Low Carbon Strategy of China’s Transport Electrification Toward 2030

China’s carbon-intensive power system restricts the benefits brought about by transport electrification. With the decline of coal and the increase of renewable power in the energy mix, carbon reduction through the development of electric vehicles will become increasingly apparent. China should now carry out a transport electrification strategy to feed in the low carbon development pathway in the long run.

Proportion of Transport Sector’s Carbon Emissions will Continue to Increase

The major energy consuming sectors in China are under pressure to control the growth rate of carbon emissions, with the transport sector confronted with probably the biggest challenge of carbon emissions reduction in the long term. This is due to the fact that its energy source is still dominated by oil.

Carbon emissions in the transport sector reached 620 million tons in 2011, accounting for 6% of China’s total carbon emissions[1], and increased to 700 million tons in 2012. According to a study from GCEC, total carbon emissions in China will reach 13.8 billion tons by 2030[2], increasing from 10.7 billion tons in 2012. To achieve the global 2℃ increase goal within this century, we assume  global carbon emissions in 2030 will reach 35 billion tons as a reference value[3], in which China will account for nearly 40%. Whether China can reach its peak at a lower level of carbon emissions around 2030 not only affects the goal to control global temperatures, but also affects the room left for the porest countries to increase their carbon emissions.

Here we conservatively assume that the proportion of China’s carbon emission will reach 35% of the global total by 2030, namely 12.25 billion tons.
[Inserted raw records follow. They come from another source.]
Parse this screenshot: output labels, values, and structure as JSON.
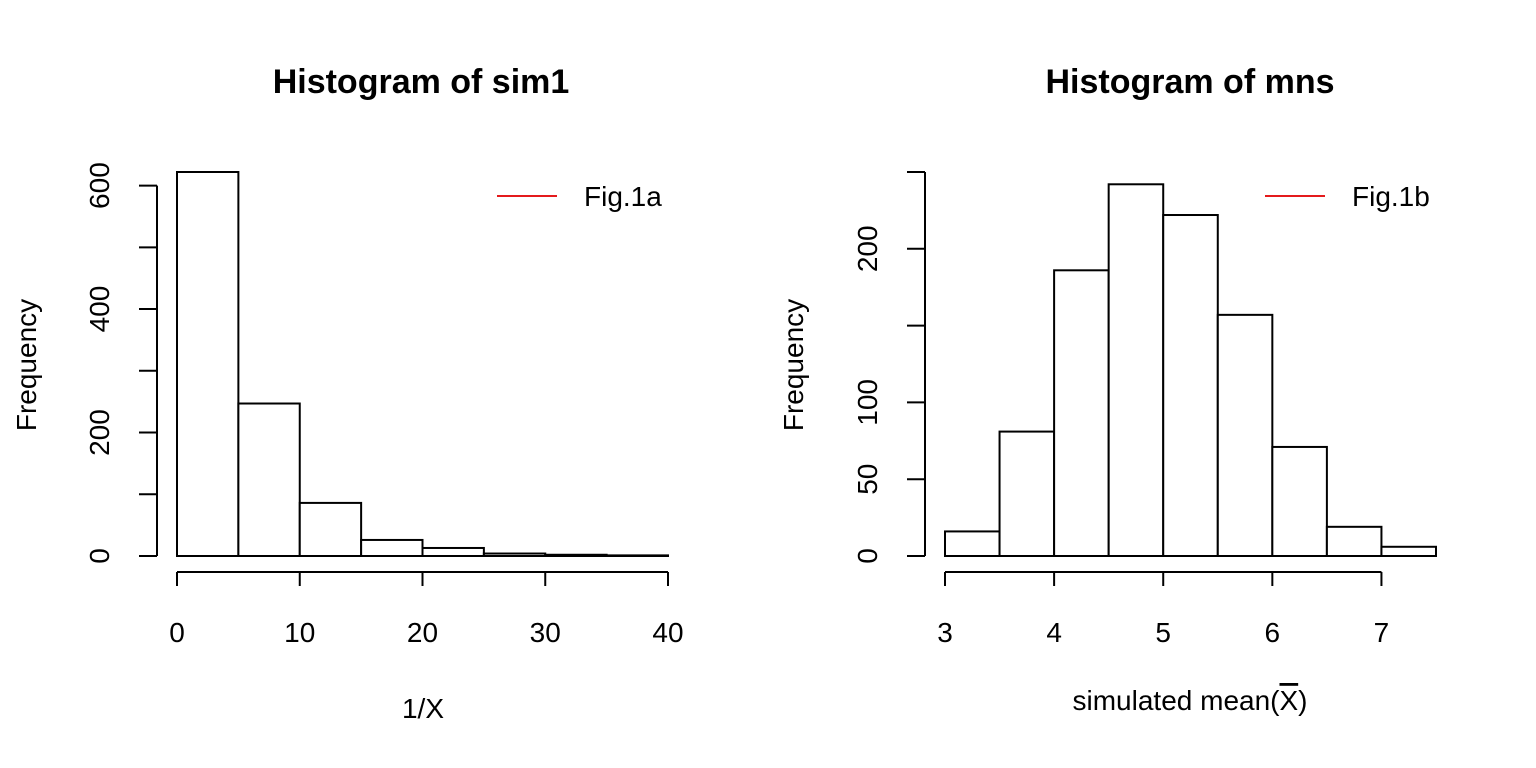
{
  "chart_data": [
    {
      "type": "bar",
      "title": "Histogram of sim1",
      "xlabel": "1/X",
      "ylabel": "Frequency",
      "bins": [
        [
          0,
          5
        ],
        [
          5,
          10
        ],
        [
          10,
          15
        ],
        [
          15,
          20
        ],
        [
          20,
          25
        ],
        [
          25,
          30
        ],
        [
          30,
          35
        ],
        [
          35,
          40
        ]
      ],
      "values": [
        622,
        247,
        86,
        26,
        13,
        4,
        2,
        1
      ],
      "xlim": [
        0,
        40
      ],
      "ylim": [
        0,
        622
      ],
      "x_ticks": [
        0,
        10,
        20,
        30,
        40
      ],
      "y_ticks": [
        0,
        100,
        200,
        300,
        400,
        500,
        600
      ],
      "y_tick_labels": [
        "0",
        "",
        "200",
        "",
        "400",
        "",
        "600"
      ],
      "legend": {
        "label": "Fig.1a",
        "color": "#e41a1c",
        "position": "top-right"
      },
      "grid": false
    },
    {
      "type": "bar",
      "title": "Histogram of mns",
      "xlabel": "simulated mean(X̄)",
      "ylabel": "Frequency",
      "bins": [
        [
          3,
          3.5
        ],
        [
          3.5,
          4
        ],
        [
          4,
          4.5
        ],
        [
          4.5,
          5
        ],
        [
          5,
          5.5
        ],
        [
          5.5,
          6
        ],
        [
          6,
          6.5
        ],
        [
          6.5,
          7
        ],
        [
          7,
          7.5
        ]
      ],
      "values": [
        16,
        81,
        186,
        242,
        222,
        157,
        71,
        19,
        6
      ],
      "xlim": [
        3,
        7.5
      ],
      "ylim": [
        0,
        250
      ],
      "x_ticks": [
        3,
        4,
        5,
        6,
        7
      ],
      "y_ticks": [
        0,
        50,
        100,
        150,
        200,
        250
      ],
      "y_tick_labels": [
        "0",
        "50",
        "100",
        "",
        "200",
        ""
      ],
      "legend": {
        "label": "Fig.1b",
        "color": "#e41a1c",
        "position": "top-right"
      },
      "grid": false
    }
  ]
}
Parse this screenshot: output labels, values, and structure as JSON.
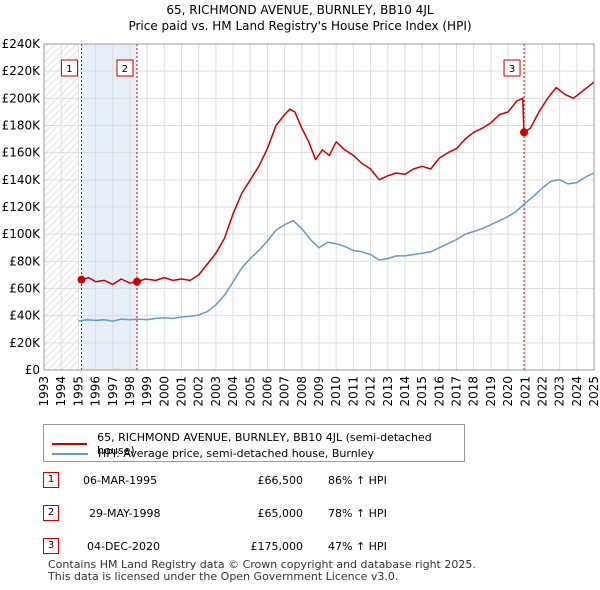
{
  "chart_data": {
    "type": "line",
    "title": "65, RICHMOND AVENUE, BURNLEY, BB10 4JL",
    "subtitle": "Price paid vs. HM Land Registry's House Price Index (HPI)",
    "xlabel": "",
    "ylabel": "",
    "xlim": [
      1993,
      2025
    ],
    "ylim": [
      0,
      240000
    ],
    "x_ticks": [
      "1993",
      "1994",
      "1995",
      "1996",
      "1997",
      "1998",
      "1999",
      "2000",
      "2001",
      "2002",
      "2003",
      "2004",
      "2005",
      "2006",
      "2007",
      "2008",
      "2009",
      "2010",
      "2011",
      "2012",
      "2013",
      "2014",
      "2015",
      "2016",
      "2017",
      "2018",
      "2019",
      "2020",
      "2021",
      "2022",
      "2023",
      "2024",
      "2025"
    ],
    "y_ticks": [
      {
        "value": 0,
        "label": "£0"
      },
      {
        "value": 20000,
        "label": "£20K"
      },
      {
        "value": 40000,
        "label": "£40K"
      },
      {
        "value": 60000,
        "label": "£60K"
      },
      {
        "value": 80000,
        "label": "£80K"
      },
      {
        "value": 100000,
        "label": "£100K"
      },
      {
        "value": 120000,
        "label": "£120K"
      },
      {
        "value": 140000,
        "label": "£140K"
      },
      {
        "value": 160000,
        "label": "£160K"
      },
      {
        "value": 180000,
        "label": "£180K"
      },
      {
        "value": 200000,
        "label": "£200K"
      },
      {
        "value": 220000,
        "label": "£220K"
      },
      {
        "value": 240000,
        "label": "£240K"
      }
    ],
    "grid": true,
    "hatch_before": 1995.0,
    "sale_bands": [
      [
        1995.18,
        1998.41
      ]
    ],
    "series": [
      {
        "name": "65, RICHMOND AVENUE, BURNLEY, BB10 4JL (semi-detached house)",
        "color": "#cc0000",
        "points": [
          [
            1995.18,
            66500
          ],
          [
            1995.6,
            68000
          ],
          [
            1996.0,
            65000
          ],
          [
            1996.5,
            66000
          ],
          [
            1997.0,
            63000
          ],
          [
            1997.5,
            67000
          ],
          [
            1998.0,
            64000
          ],
          [
            1998.41,
            65000
          ],
          [
            1998.9,
            67000
          ],
          [
            1999.5,
            66000
          ],
          [
            2000.0,
            68000
          ],
          [
            2000.5,
            66000
          ],
          [
            2001.0,
            67000
          ],
          [
            2001.5,
            66000
          ],
          [
            2002.0,
            70000
          ],
          [
            2002.5,
            78000
          ],
          [
            2003.0,
            86000
          ],
          [
            2003.5,
            97000
          ],
          [
            2004.0,
            115000
          ],
          [
            2004.5,
            130000
          ],
          [
            2005.0,
            140000
          ],
          [
            2005.5,
            150000
          ],
          [
            2006.0,
            163000
          ],
          [
            2006.5,
            180000
          ],
          [
            2007.0,
            188000
          ],
          [
            2007.3,
            192000
          ],
          [
            2007.6,
            190000
          ],
          [
            2008.0,
            178000
          ],
          [
            2008.4,
            168000
          ],
          [
            2008.8,
            155000
          ],
          [
            2009.2,
            162000
          ],
          [
            2009.6,
            158000
          ],
          [
            2010.0,
            168000
          ],
          [
            2010.5,
            162000
          ],
          [
            2011.0,
            158000
          ],
          [
            2011.5,
            152000
          ],
          [
            2012.0,
            148000
          ],
          [
            2012.5,
            140000
          ],
          [
            2013.0,
            143000
          ],
          [
            2013.5,
            145000
          ],
          [
            2014.0,
            144000
          ],
          [
            2014.5,
            148000
          ],
          [
            2015.0,
            150000
          ],
          [
            2015.5,
            148000
          ],
          [
            2016.0,
            156000
          ],
          [
            2016.5,
            160000
          ],
          [
            2017.0,
            163000
          ],
          [
            2017.5,
            170000
          ],
          [
            2018.0,
            175000
          ],
          [
            2018.5,
            178000
          ],
          [
            2019.0,
            182000
          ],
          [
            2019.5,
            188000
          ],
          [
            2020.0,
            190000
          ],
          [
            2020.5,
            198000
          ],
          [
            2020.85,
            200000
          ],
          [
            2020.93,
            175000
          ],
          [
            2021.3,
            178000
          ],
          [
            2021.8,
            190000
          ],
          [
            2022.3,
            200000
          ],
          [
            2022.8,
            208000
          ],
          [
            2023.3,
            203000
          ],
          [
            2023.8,
            200000
          ],
          [
            2024.3,
            205000
          ],
          [
            2024.8,
            210000
          ],
          [
            2025.0,
            212000
          ]
        ]
      },
      {
        "name": "HPI: Average price, semi-detached house, Burnley",
        "color": "#6699cc",
        "points": [
          [
            1995.0,
            36000
          ],
          [
            1995.5,
            37000
          ],
          [
            1996.0,
            36500
          ],
          [
            1996.5,
            37000
          ],
          [
            1997.0,
            36000
          ],
          [
            1997.5,
            37500
          ],
          [
            1998.0,
            37000
          ],
          [
            1998.5,
            37500
          ],
          [
            1999.0,
            37000
          ],
          [
            1999.5,
            38000
          ],
          [
            2000.0,
            38500
          ],
          [
            2000.5,
            38000
          ],
          [
            2001.0,
            39000
          ],
          [
            2001.5,
            39500
          ],
          [
            2002.0,
            40500
          ],
          [
            2002.5,
            43000
          ],
          [
            2003.0,
            48000
          ],
          [
            2003.5,
            55000
          ],
          [
            2004.0,
            65000
          ],
          [
            2004.5,
            75000
          ],
          [
            2005.0,
            82000
          ],
          [
            2005.5,
            88000
          ],
          [
            2006.0,
            95000
          ],
          [
            2006.5,
            103000
          ],
          [
            2007.0,
            107000
          ],
          [
            2007.5,
            110000
          ],
          [
            2008.0,
            104000
          ],
          [
            2008.5,
            96000
          ],
          [
            2009.0,
            90000
          ],
          [
            2009.5,
            94000
          ],
          [
            2010.0,
            93000
          ],
          [
            2010.5,
            91000
          ],
          [
            2011.0,
            88000
          ],
          [
            2011.5,
            87000
          ],
          [
            2012.0,
            85000
          ],
          [
            2012.5,
            81000
          ],
          [
            2013.0,
            82000
          ],
          [
            2013.5,
            84000
          ],
          [
            2014.0,
            84000
          ],
          [
            2014.5,
            85000
          ],
          [
            2015.0,
            86000
          ],
          [
            2015.5,
            87000
          ],
          [
            2016.0,
            90000
          ],
          [
            2016.5,
            93000
          ],
          [
            2017.0,
            96000
          ],
          [
            2017.5,
            100000
          ],
          [
            2018.0,
            102000
          ],
          [
            2018.5,
            104000
          ],
          [
            2019.0,
            107000
          ],
          [
            2019.5,
            110000
          ],
          [
            2020.0,
            113000
          ],
          [
            2020.5,
            117000
          ],
          [
            2021.0,
            123000
          ],
          [
            2021.5,
            128000
          ],
          [
            2022.0,
            134000
          ],
          [
            2022.5,
            139000
          ],
          [
            2023.0,
            140000
          ],
          [
            2023.5,
            137000
          ],
          [
            2024.0,
            138000
          ],
          [
            2024.5,
            142000
          ],
          [
            2025.0,
            145000
          ]
        ]
      }
    ],
    "sales": [
      {
        "num": "1",
        "x": 1995.18,
        "price": 66500
      },
      {
        "num": "2",
        "x": 1998.41,
        "price": 65000
      },
      {
        "num": "3",
        "x": 2020.93,
        "price": 175000
      }
    ]
  },
  "legend": {
    "property_label": "65, RICHMOND AVENUE, BURNLEY, BB10 4JL (semi-detached house)",
    "property_color": "#cc0000",
    "hpi_label": "HPI: Average price, semi-detached house, Burnley",
    "hpi_color": "#6699cc"
  },
  "sales_table": [
    {
      "num": "1",
      "date": "06-MAR-1995",
      "price": "£66,500",
      "hpi": "86% ↑ HPI"
    },
    {
      "num": "2",
      "date": "29-MAY-1998",
      "price": "£65,000",
      "hpi": "78% ↑ HPI"
    },
    {
      "num": "3",
      "date": "04-DEC-2020",
      "price": "£175,000",
      "hpi": "47% ↑ HPI"
    }
  ],
  "footer": {
    "line1": "Contains HM Land Registry data © Crown copyright and database right 2025.",
    "line2": "This data is licensed under the Open Government Licence v3.0."
  }
}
By then, if we calculate the carbon emissions of the transport sector at the growth rate of 3% conservatively as well, the number will be close to 1.2 billion tons by 2030, which accounts for nearly 10% of China’s total carbon emission.

Carbon Emission Reduction of Electric Vehicles by 2030

2015 2020 2030(A) 2030(B)
Annual emission reduction of per electric vehicle (ton CO2)  1.6  1.3   0.8   0.8
Number of electric vehicles (thousand)  300  5,000  15,000  60,000
Carbon emission reduction (thousand tons CO2)  470  6,470  12,000  48,000

Note: The electric vehicles here refer to light passenger cars. The number of electric vehicles in 2030 is estimated through 2020 government target. We only consider direct emission from fuel usage and power grid usage.


Road Transportation Electrification:Foundation for Carbon Emissions Reduction in the Future

Among the carbon emission control initiatives, we believe that it is one of the most important strategies to promote the development of road transportation electrifi cation, which will bring a win-win situation. Continuing the development of a low-carbon power system will enhance the carbon reduction effect of transport electrification. Currently, gasoline car with an electric vehicle on average can help reduce carbon emissions by about 1.6 tons annually[4]. While power grid emissions will decrease dramatically in the future, the carbon emission effi ciency of gasoline vehicles will increase simultaneously. By 2020, single electric vehicle can help reduce carbon emission by 1.3 tons compared to gasoline car. In 2030, this number will further be reduced to 0.8 ton.

If the number of electric vehicles reaches 15 million by 2030,  carbon emissions reduction will be 12 million tons, equaling to 1.3% of the entire road transportation carbon emissions, which is 900 million tons. If the number reaches 60 million, which equals to 24% of car ownership, electric vehicles can reduce 48 million tons of carbon emissions. In recent years, the annual increase of passenger cars in China has been far greater than 10 million, thus there is great potential for electric vehicle growth. It is possible for electric vehicles to increase from 500,000 to more than 60 million within 15 years.


Author:Zhao Ang  and Lin Jiaqiao



[1]Climate Analysis Indicators Tool (CAIT) 2.0. [online] Available at: http://cait2.wri.org World Resources Institute (WRI), 2014, Access: 2015.11.30.
[2] China and the New Climate Economy. Global Commission on the Economy and Climate (GCEC). Beijing: Tsinghua University.
[3] China’s “New Normal”: structural change, better growth, and peak emissions Fergus Green and Nicholas Stern.
[4]Here we include only electric vehicles as a reference, not hybrid. Suppose annual travel of a car is 15000km, the current emission factor of light passenger gasoline car is 180g/km. The number will reduce to 150g/km in 2020 and 90g/km in 2030. The power consumption per kilometer of electric vehicles is 0.1 kWh. Thus if we take 2014 national average value of 0.75 tCO2/MWh as reference, the current carbon emission factor of electric vehicles is 75 g/km. Here we simply assume that compared to current value, power grid emission factor will reduce 15% by 2020 and 50% by 2030.